In this matter of sending me supplies my mother was in despair. She used sometimes to send me a parcel clandestinely but more
often than not its existence was detected by my father before she was able to send it off – as a result it never left the country at all. Only in the case of the shaving brush was my mother adamant. ‘The boy must be able to shave,’ she said.

My father grumbled a lot, but in the end rooted among his possessions until he found a shaving brush of the rather primitive sort that professional barbers use, with the handle dipped in pitch and wrapped round with string. He added a suit of silk and wool underwear for good measure that he had bought in Paris in 1904.

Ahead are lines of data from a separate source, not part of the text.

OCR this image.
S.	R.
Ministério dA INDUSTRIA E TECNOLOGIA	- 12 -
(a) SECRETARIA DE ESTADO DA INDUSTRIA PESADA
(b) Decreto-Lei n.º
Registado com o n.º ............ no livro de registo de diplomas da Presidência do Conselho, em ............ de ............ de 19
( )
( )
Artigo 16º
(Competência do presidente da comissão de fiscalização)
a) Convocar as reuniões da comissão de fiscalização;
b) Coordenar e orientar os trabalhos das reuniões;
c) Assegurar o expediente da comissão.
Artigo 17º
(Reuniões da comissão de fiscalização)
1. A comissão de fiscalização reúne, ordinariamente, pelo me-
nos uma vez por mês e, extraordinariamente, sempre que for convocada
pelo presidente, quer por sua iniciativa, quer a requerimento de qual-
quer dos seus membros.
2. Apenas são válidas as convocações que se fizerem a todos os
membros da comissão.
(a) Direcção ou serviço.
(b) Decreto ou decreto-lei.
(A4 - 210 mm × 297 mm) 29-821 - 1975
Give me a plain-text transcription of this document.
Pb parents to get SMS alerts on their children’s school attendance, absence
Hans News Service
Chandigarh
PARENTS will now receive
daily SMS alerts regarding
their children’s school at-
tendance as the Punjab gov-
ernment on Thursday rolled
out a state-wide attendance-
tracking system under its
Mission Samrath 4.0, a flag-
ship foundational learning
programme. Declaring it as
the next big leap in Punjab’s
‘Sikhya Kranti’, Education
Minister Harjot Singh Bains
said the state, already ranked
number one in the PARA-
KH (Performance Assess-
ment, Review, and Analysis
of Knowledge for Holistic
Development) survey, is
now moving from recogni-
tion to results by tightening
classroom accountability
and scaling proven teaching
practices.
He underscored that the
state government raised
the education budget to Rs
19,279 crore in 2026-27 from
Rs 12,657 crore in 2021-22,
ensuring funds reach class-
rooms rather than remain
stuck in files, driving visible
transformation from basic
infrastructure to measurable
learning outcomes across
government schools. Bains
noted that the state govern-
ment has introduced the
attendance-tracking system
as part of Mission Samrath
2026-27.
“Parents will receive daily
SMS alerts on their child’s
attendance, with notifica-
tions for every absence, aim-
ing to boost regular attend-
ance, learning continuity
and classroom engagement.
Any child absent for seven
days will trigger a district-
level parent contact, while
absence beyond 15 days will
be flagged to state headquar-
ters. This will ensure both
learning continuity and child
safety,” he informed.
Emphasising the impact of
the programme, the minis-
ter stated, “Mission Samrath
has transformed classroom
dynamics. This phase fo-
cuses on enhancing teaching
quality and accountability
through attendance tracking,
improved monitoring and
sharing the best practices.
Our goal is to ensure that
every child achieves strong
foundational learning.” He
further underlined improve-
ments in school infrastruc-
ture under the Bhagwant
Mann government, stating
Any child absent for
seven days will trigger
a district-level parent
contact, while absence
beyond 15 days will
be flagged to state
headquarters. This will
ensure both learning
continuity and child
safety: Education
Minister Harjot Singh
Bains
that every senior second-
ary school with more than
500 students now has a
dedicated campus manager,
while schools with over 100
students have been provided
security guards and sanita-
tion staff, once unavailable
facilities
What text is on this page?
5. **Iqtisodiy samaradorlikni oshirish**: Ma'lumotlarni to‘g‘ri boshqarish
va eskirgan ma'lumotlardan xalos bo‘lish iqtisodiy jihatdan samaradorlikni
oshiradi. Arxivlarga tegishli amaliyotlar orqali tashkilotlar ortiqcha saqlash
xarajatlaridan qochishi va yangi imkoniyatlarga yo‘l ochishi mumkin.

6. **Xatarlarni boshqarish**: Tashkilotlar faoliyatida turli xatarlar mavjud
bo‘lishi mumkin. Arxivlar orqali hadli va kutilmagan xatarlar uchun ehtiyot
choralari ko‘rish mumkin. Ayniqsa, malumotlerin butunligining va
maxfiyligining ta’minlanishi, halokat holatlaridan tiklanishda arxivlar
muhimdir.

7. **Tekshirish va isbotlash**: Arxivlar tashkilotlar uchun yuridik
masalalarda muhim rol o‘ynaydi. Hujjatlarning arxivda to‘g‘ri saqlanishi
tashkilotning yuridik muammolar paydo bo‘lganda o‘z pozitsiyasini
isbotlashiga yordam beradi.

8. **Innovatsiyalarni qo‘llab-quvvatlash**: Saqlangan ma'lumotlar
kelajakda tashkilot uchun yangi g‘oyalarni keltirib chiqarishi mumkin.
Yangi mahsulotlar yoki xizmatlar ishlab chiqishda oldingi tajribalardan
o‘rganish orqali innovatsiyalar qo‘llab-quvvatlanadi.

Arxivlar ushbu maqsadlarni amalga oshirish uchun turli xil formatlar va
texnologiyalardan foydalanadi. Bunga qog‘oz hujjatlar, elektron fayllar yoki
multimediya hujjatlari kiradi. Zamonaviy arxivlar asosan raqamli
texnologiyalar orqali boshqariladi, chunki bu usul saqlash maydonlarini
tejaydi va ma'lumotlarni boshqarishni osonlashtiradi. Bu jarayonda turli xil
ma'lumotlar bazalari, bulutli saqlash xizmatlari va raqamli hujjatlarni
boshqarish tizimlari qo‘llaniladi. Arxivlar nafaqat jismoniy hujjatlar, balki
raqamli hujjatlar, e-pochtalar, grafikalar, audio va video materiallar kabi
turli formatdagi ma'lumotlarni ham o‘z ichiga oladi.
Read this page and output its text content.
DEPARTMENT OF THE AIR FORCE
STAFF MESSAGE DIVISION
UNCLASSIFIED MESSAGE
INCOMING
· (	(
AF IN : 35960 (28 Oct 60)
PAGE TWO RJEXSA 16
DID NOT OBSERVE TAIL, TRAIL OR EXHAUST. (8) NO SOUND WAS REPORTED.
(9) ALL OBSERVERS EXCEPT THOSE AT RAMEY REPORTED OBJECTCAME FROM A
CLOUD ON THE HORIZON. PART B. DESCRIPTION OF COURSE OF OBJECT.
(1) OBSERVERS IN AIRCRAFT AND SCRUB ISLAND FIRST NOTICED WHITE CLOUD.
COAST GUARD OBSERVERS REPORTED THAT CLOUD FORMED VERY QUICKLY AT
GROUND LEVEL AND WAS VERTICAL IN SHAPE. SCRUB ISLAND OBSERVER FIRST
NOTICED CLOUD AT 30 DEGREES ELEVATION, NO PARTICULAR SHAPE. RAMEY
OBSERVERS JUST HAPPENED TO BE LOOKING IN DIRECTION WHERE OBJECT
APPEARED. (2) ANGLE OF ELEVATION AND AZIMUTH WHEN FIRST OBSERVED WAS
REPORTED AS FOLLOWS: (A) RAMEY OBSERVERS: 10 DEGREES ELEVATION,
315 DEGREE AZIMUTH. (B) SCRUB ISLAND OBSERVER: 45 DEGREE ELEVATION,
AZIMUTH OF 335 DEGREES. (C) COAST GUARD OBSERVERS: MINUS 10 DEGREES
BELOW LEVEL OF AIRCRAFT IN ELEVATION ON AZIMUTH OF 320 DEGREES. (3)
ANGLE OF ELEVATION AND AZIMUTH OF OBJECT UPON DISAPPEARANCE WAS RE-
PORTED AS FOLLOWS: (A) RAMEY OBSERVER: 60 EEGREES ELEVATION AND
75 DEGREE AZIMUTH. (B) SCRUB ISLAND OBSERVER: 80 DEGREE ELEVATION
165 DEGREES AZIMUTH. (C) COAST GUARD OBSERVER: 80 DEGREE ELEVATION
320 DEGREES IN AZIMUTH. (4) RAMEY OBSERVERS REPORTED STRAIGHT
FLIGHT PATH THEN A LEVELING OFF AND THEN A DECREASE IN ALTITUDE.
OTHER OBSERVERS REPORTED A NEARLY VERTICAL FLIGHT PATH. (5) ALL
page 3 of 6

I received this parcel in the wilds of Bohemia in the Spring of 1943. The shaving brush was much admired by my companions but unfortunately it disintegrated the first time it was put into water; the underwear even failed to survive the routine check which the Germans carried out in order to satisfy themselves that nothing illicit was being sent us. As the Feldwebel held up the fully-fashioned silk and wool long underpants with the Original label Edouard et Butler, Place Vendôme, still on them they disintegrated before my eyes and fell to nothing in a fine powder.